Ehab Abou Jazar, un ancien arrière-gauche, espère insuffler à ses joueurs l'optimisme de sa mère.
"Nous disons toujours que nous sommes une petite famille palestinienne" représentant l'ensemble de la population, explique-t-il.
"Cela nous met bien sûr la pression, mais c'est une pression positive".
L'équipe nationale palestinienne est au 96e rang du classement FIFA et ses espoirs de participer à sa première Coupe du monde en juin se sont évanouis cet été après un match nul face à Oman en Jordanie.
Les joueurs, dont la plupart n'ont jamais mis les pieds à Gaza, rêvent d'atteindre les quarts de finale dans la Coupe arabe de la FIFA.
L'équipe palestinienne affronte ce dimanche la Syrie dans le dernier match de leur groupe, et un nul suffirait pour lui permettre de se qualifier et réaliser un exploit sans précédent.
- L'attente dans le camp -
Cela prouverait au monde que les Palestiniens peuvent "exceller dans tous les domaines" s'ils sont dans de bonnes conditions, espère M. Abou Jazar, qui a fini sa carrière de joueur en 2017 avant de devenir sélectionneur de l'équipe nationale en 2024.
Avec ses joueurs, il a suivi le conflit à Gaza depuis Doha, dans l'angoisse pour ses proches.
"C'était une pression mentale, particulièrement au début de la guerre", dit-il, alors qu'une fragile trêve est en vigueur entre Israël et le Hamas depuis le 10 octobre.
"Nous ne comprenions pas ce qui se passait.

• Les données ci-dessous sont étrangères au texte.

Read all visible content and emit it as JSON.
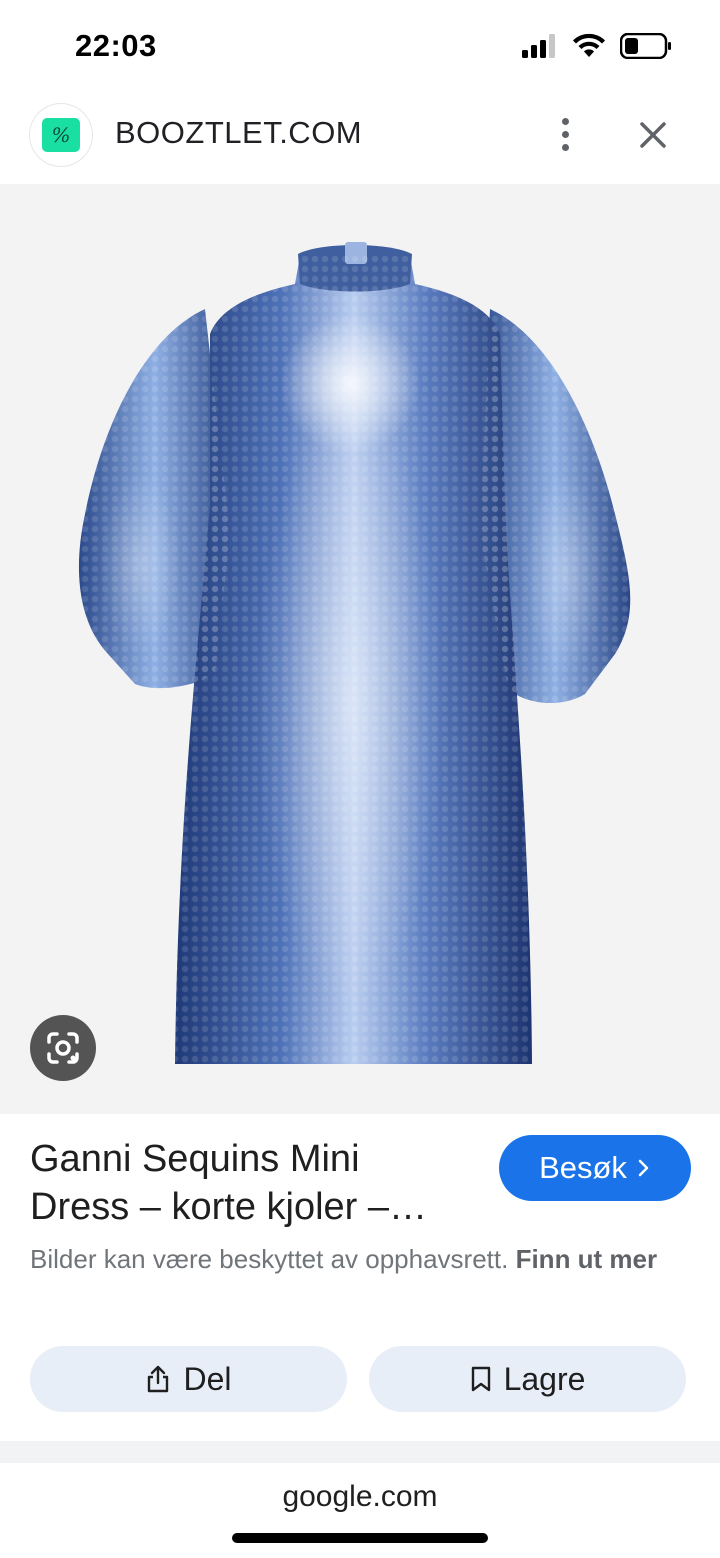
{
  "status_bar": {
    "time": "22:03",
    "icons": [
      "signal-icon",
      "wifi-icon",
      "battery-icon"
    ]
  },
  "header": {
    "site_name": "BOOZTLET.COM",
    "logo_glyph": "%",
    "logo_color": "#19e0a2",
    "more_icon": "more-vert-icon",
    "close_icon": "close-icon"
  },
  "image": {
    "subject": "sequin-dress",
    "dress_color": "#3f5f9f",
    "lens_icon": "google-lens-icon"
  },
  "result": {
    "title_line1": "Ganni Sequins Mini",
    "title_line2": "Dress – korte kjoler –…",
    "visit_label": "Besøk",
    "visit_icon": "chevron-right-icon",
    "copyright_text": "Bilder kan være beskyttet av opphavsrett. ",
    "learn_more": "Finn ut mer"
  },
  "actions": {
    "share_label": "Del",
    "share_icon": "share-icon",
    "save_label": "Lagre",
    "save_icon": "bookmark-icon"
  },
  "footer": {
    "url": "google.com"
  },
  "colors": {
    "accent": "#1a73e8",
    "chip_bg": "#e8eef8"
  }
}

Mais nous avons la résilience dans les gènes", assure le coach. "Si nous renonçons, nous disparaîtrons en tant que peuple".
Avant le match de dimanche, la mère d'Abou Jazar a pu faire parvenir un message à son fils et à son équipe.
"Je prie pour eux à chaque instant, que Dieu guide leurs tirs, et si Dieu le veut, la victoire sera la leur aujourd'hui", a-t-elle confié.
"Depuis les tentes, nous le regarderons sur un écran de télévision. Tout le monde attend le coup d'envoi du match".
Lorsque l'équipe joue, Ehab Abou Jazar a le sentiment d'apporter un peu de répit à la population gazaouie, épuisée par deux ans de guerre.
"C'est ce qui nous fait tenir debout et nous motive, apporter de la joie à notre peuple", dit-il. "Tout ceci nous pousse à nous battre sur le terrain, jusqu'à notre dernier souffle".